I wouldn’t like to thank the Academy, Grammys, and Globes


Chana Kim

Lucas Seguinot argues that award shows need drastic reform. In recent years there have been various voting mistakes. Seguinot believes that the winners should be reviewed. Additionally he claims voters should be changed.

Lucas Seguinot, Lead Features Editor

Every year, award season comes around and embarrasses itself. From the Golden Globes in the beginning of January to the Academy Awards (commonly known as the Oscars) which usually takes place in March, there is a new scandal. This year’s Grammys take the cake for me, though. Who won song of the year(won by Bonnie Raitt) and how did Harry Styles win album of the year? No disrespect to either artist because their work was great and they deserved the nomination, but there are better options for both of these awards. This isn’t a stand-alone case, though. These award shows, especially the Grammys, have a history of making controversial and in my opinion wrong decisions about winners. 

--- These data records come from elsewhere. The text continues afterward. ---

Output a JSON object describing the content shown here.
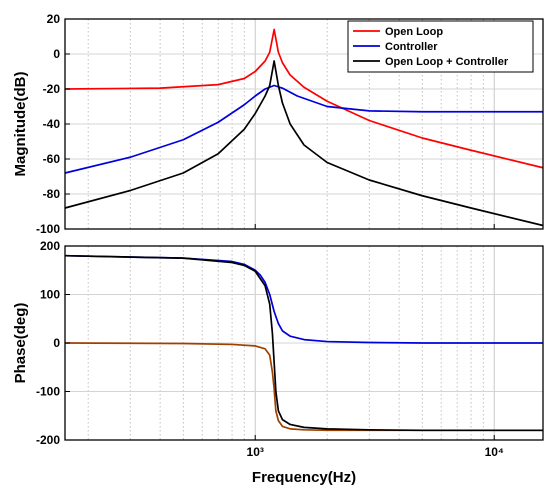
{
  "chart_data": [
    {
      "type": "line",
      "xscale": "log",
      "xlim": [
        160,
        16000
      ],
      "ylim": [
        -100,
        20
      ],
      "yticks": [
        20,
        0,
        -20,
        -40,
        -60,
        -80,
        -100
      ],
      "ylabel": "Magnitude(dB)",
      "grid": true,
      "legend": "top-right",
      "series": [
        {
          "name": "Open Loop",
          "color": "#ff0000",
          "x": [
            160,
            400,
            700,
            900,
            1000,
            1100,
            1150,
            1200,
            1250,
            1300,
            1400,
            1600,
            2000,
            3000,
            5000,
            8000,
            16000
          ],
          "y": [
            -20,
            -19.5,
            -17.5,
            -14,
            -10,
            -4,
            1,
            14,
            1,
            -5,
            -12,
            -19,
            -27,
            -38,
            -48,
            -55,
            -65
          ]
        },
        {
          "name": "Controller",
          "color": "#0000dd",
          "x": [
            160,
            300,
            500,
            700,
            900,
            1000,
            1100,
            1200,
            1300,
            1500,
            2000,
            3000,
            5000,
            16000
          ],
          "y": [
            -68,
            -59,
            -49,
            -39,
            -29,
            -24,
            -20,
            -18,
            -19.5,
            -24,
            -30,
            -32.5,
            -33,
            -33
          ]
        },
        {
          "name": "Open Loop + Controller",
          "color": "#000000",
          "x": [
            160,
            300,
            500,
            700,
            900,
            1000,
            1100,
            1150,
            1200,
            1250,
            1300,
            1400,
            1600,
            2000,
            3000,
            5000,
            8000,
            16000
          ],
          "y": [
            -88,
            -78,
            -68,
            -57,
            -43,
            -34,
            -24,
            -18,
            -4,
            -18,
            -28,
            -40,
            -52,
            -62,
            -72,
            -81,
            -88,
            -98
          ]
        }
      ]
    },
    {
      "type": "line",
      "xscale": "log",
      "xlim": [
        160,
        16000
      ],
      "ylim": [
        -200,
        200
      ],
      "yticks": [
        200,
        100,
        0,
        -100,
        -200
      ],
      "xticks": [
        "10³",
        "10⁴"
      ],
      "xlabel": "Frequency(Hz)",
      "ylabel": "Phase(deg)",
      "grid": true,
      "series": [
        {
          "name": "Open Loop",
          "color": "#a04000",
          "x": [
            160,
            500,
            800,
            1000,
            1100,
            1150,
            1180,
            1200,
            1220,
            1250,
            1300,
            1400,
            1600,
            2000,
            5000,
            16000
          ],
          "y": [
            0,
            -1,
            -3,
            -6,
            -12,
            -25,
            -60,
            -95,
            -140,
            -160,
            -172,
            -177,
            -179,
            -180,
            -180,
            -180
          ]
        },
        {
          "name": "Controller",
          "color": "#0000dd",
          "x": [
            160,
            500,
            800,
            900,
            1000,
            1050,
            1100,
            1150,
            1200,
            1250,
            1300,
            1400,
            1600,
            2000,
            3000,
            5000,
            16000
          ],
          "y": [
            180,
            175,
            168,
            162,
            150,
            140,
            125,
            100,
            65,
            40,
            25,
            14,
            7,
            3,
            1,
            0,
            0
          ]
        },
        {
          "name": "Open Loop + Controller",
          "color": "#000000",
          "x": [
            160,
            500,
            800,
            900,
            1000,
            1100,
            1150,
            1180,
            1200,
            1220,
            1250,
            1300,
            1400,
            1600,
            2000,
            3000,
            5000,
            16000
          ],
          "y": [
            180,
            175,
            166,
            160,
            148,
            118,
            80,
            20,
            -40,
            -100,
            -140,
            -158,
            -168,
            -174,
            -177,
            -179,
            -180,
            -180
          ]
        }
      ]
    }
  ]
}
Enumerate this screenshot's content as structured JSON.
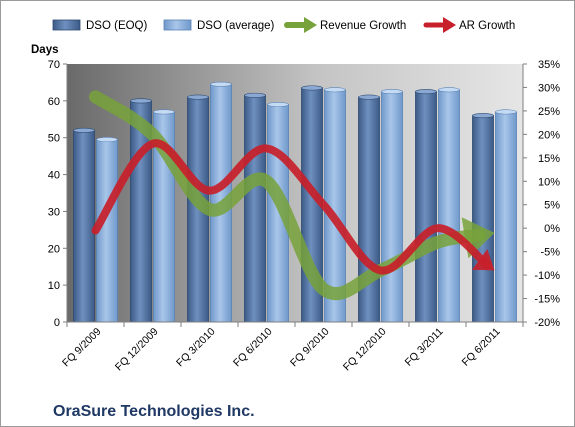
{
  "company_name": "OraSure Technologies Inc.",
  "chart_data": {
    "type": "bar",
    "categories": [
      "FQ 9/2009",
      "FQ 12/2009",
      "FQ 3/2010",
      "FQ 6/2010",
      "FQ 9/2010",
      "FQ 12/2010",
      "FQ 3/2011",
      "FQ 6/2011"
    ],
    "ylabel": "Days",
    "ylim": [
      0,
      70
    ],
    "y_ticks": [
      0,
      10,
      20,
      30,
      40,
      50,
      60,
      70
    ],
    "y2lim": [
      -20,
      35
    ],
    "y2_ticks": [
      "-20%",
      "-15%",
      "-10%",
      "-5%",
      "0%",
      "5%",
      "10%",
      "15%",
      "20%",
      "25%",
      "30%",
      "35%"
    ],
    "legend_position": "top",
    "grid": false,
    "series": [
      {
        "name": "DSO (EOQ)",
        "type": "bar",
        "axis": "left",
        "color": "#4f6e9c",
        "values": [
          52,
          60,
          61,
          61.5,
          63.5,
          61,
          62.5,
          56
        ]
      },
      {
        "name": "DSO (average)",
        "type": "bar",
        "axis": "left",
        "color": "#7ea6d6",
        "values": [
          49.5,
          57,
          64.5,
          59,
          63,
          62.5,
          63,
          57
        ]
      },
      {
        "name": "Revenue Growth",
        "type": "line",
        "axis": "right",
        "unit": "%",
        "color": "#77a23a",
        "values": [
          28,
          20,
          4,
          10,
          -13,
          -9,
          -3,
          -1
        ]
      },
      {
        "name": "AR Growth",
        "type": "line",
        "axis": "right",
        "unit": "%",
        "color": "#c8202a",
        "values": [
          -0.5,
          18,
          8,
          17,
          5,
          -9,
          0,
          -9
        ]
      }
    ]
  }
}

First, it is important to recognize how the winners are chosen. In regards to the Grammys, winners are chosen by members of the Recording Academy. To ensure fairness, Academy members (fellow artists, producers, and more) are tied to a category in which they participate and vote in. In theory, this does make sense; who better to choose winners than people who pursue music for a living? Masters even uses similar logic in the concept of Community Council; peers recommending appropriate consequences for fellow peers. Currently, the Oscars follow a voting structure almost exactly the same as that of the Grammys. So why is it so faulty? There is no exact reason. The only reason that can be possibly attributed to this is personal bias or lack of knowledge on their section.  Nevertheless, something needs to be done to revamp this system. Only 12.4 million viewed the Grammys this year compared to 2012’s 39 million people, and for the Oscars 15.3 million watched in 2022. This is a 24 million drop in viewership compared to the 39 million in 2012.

Famous Mistakes

What truly demolishes my view of these awards are the snubs and notable losses. One perfect example of this is Macklemore beating Kendrick Lamar for Best Rap album in 2014. Macklemore’s album The Heist won five Grammys that year and deserves its flowers, but Kendrick Lamar’s Good Kid, Mad City is known as a generational storytelling album about Kendrick Lamar’s life growing up in Compton, California. Even Macklemore agreed that Lamar should have won the Grammy. “ You got robbed… It’s weird and sucks that they robbed you”. These are the exact words Macklemore sent over text.

On the Oscar side, one perfect example is one win in 11 nominations for legendary director Stanley Kubrick. He was nominated for 4 movies including Clockwork Orange, Doctor Strangelove or: How I Stopped Worrying and Love the Bomb, Barry Lydon, Full Metal Jacket and lastly Space Odyssey. His only win was Space Odyssey, in which he won Best Visual Effects. To make matters worse, Kubrick didn’t receive a nomination for any of his parts of The Shining

Lastly, the Golden Globes didn’t nominate the 2019 film Roma for Best Picture because there was a rule that non-English films couldn’t receive nominations in that category. In comparison, Roma was nominated for 10 and won three at the Oscars. They received a nomination for Best Picture at the Oscars but fell short. Thankfully they change this rule in 2022. This rule is a disgrace to all non-English language movies in the past and it is appalling to see how long it took for such a prominent body as the Hollywood Foreign Press Association to change this rule. 

What can these awards do better in the future? Well, the goal is to return to the glory days when viewership was the highest. Some controversy is alright, but only scenarios that don’t harm the reputation. What they should do is review the winners and overlook who can vote. After horrible voting, those people shouldn’t be able to vote again. Also, the glitz and glamor of iconic hosts and tributes made these events more special. I look forward to hopefully seeing the glory days return.